One writer’s obvious way to combat the ills she faces in her personal and cultural life is her religious faith and “The hope of heaven is the glimmer of steady light that guides and protects me in the valley of  the shadow of death.” Her hope drives her days.

However, the newspaper columnist tells us that “The exposure to violence does something to you.” It is that violence lived and seen daily that probably causes there to be “no hope in the future to drive the day,” so why not gravitate to the easy path of drugs, guns, wanton sex, and alcohol that make life something not cherished but something cheap and expendable? 

How do we give hope to such a life as that? We can’t by ways of large government programs. They can help, but we should have learned that large government won’t succeed because we have tried for years to give hope to downtrodden members of our communities through that channel.

I grew up in a single parent household during the segregated south of the 1950’s and 60’s. My mother hemmed washcloths in a cotton mill and reared 6 children. We were poor. We were White. But we were not trashy because our mother demanded of herself and us children. She once told a sister that she, a fine-looking divorced woman, could have spent every weekend at the beach, but she stayed home with her children, doing the hard work of a single parent. She made us go to church, and she had expectations  of us. She parented us. She was not perfect, nor were we, but we all grew into professionals who contributed to society. She showed us “hope in the future to drive the day.”

Governmental programs, like churches and schools, help individuals succeed. However, when an individual faces the brutality that some of us do each day, that person needs an adult to guide him or her as if lost in a dense forest. A map of that forest is like governmental programs—it can help, but it can’t offer encouragement at each step and turn the same way as that of a guide.

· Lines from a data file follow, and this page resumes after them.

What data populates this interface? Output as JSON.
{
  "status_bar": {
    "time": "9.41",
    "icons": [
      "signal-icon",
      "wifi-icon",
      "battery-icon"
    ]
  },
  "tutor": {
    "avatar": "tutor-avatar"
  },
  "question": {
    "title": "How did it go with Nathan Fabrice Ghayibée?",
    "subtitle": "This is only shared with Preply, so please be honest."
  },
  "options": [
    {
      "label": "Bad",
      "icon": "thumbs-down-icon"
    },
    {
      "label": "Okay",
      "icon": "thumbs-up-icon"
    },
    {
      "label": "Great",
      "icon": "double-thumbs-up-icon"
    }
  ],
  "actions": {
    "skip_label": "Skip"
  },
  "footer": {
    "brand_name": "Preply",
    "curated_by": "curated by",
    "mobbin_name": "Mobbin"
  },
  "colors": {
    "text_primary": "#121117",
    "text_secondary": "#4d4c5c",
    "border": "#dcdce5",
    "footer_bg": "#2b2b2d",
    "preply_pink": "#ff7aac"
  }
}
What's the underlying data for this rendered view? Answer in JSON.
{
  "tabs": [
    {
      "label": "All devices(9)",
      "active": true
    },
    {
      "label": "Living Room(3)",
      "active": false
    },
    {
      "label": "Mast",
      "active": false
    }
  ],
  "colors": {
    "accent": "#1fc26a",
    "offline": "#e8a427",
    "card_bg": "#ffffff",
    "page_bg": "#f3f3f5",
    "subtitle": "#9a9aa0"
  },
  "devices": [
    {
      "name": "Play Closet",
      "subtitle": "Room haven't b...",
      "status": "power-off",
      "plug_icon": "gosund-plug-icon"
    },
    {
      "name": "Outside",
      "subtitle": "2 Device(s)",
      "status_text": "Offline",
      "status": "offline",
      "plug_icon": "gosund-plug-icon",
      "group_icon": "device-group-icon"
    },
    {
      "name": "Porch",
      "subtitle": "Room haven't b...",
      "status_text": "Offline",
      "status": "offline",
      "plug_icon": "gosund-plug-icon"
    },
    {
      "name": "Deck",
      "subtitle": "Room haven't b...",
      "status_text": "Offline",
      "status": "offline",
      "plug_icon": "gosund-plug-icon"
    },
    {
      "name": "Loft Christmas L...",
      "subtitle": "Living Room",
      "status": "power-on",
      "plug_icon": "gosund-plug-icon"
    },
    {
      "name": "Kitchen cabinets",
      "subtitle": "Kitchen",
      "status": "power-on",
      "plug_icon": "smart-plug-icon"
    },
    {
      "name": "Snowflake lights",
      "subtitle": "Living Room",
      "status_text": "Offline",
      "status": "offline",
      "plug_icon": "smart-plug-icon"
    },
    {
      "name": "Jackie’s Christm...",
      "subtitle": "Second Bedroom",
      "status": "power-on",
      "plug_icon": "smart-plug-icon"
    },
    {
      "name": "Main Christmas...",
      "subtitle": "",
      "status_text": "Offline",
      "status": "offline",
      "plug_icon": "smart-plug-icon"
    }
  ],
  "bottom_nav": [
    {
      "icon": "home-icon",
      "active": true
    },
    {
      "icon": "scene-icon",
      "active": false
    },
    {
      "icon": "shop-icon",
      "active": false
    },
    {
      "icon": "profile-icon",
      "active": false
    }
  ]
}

The guide not only leads but gives hope, and that kind of hope can only be built from the intimate involvement of an adult who gives unconditional love at each  step on the path through the dense forest. We all need maps, but we also need guides who will help us, not hinder our journey. And the best guides are parents like my mother who did the difficult work of guiding and encouraging.

This kind of hope comes from a belief that there is more to life than what is seen. It comes from a belief that there is something larger than self—call that something whatever suits you, but real hope comes from believing that each of us is a part of a larger existence. This kind of hope will give a future to drive each day.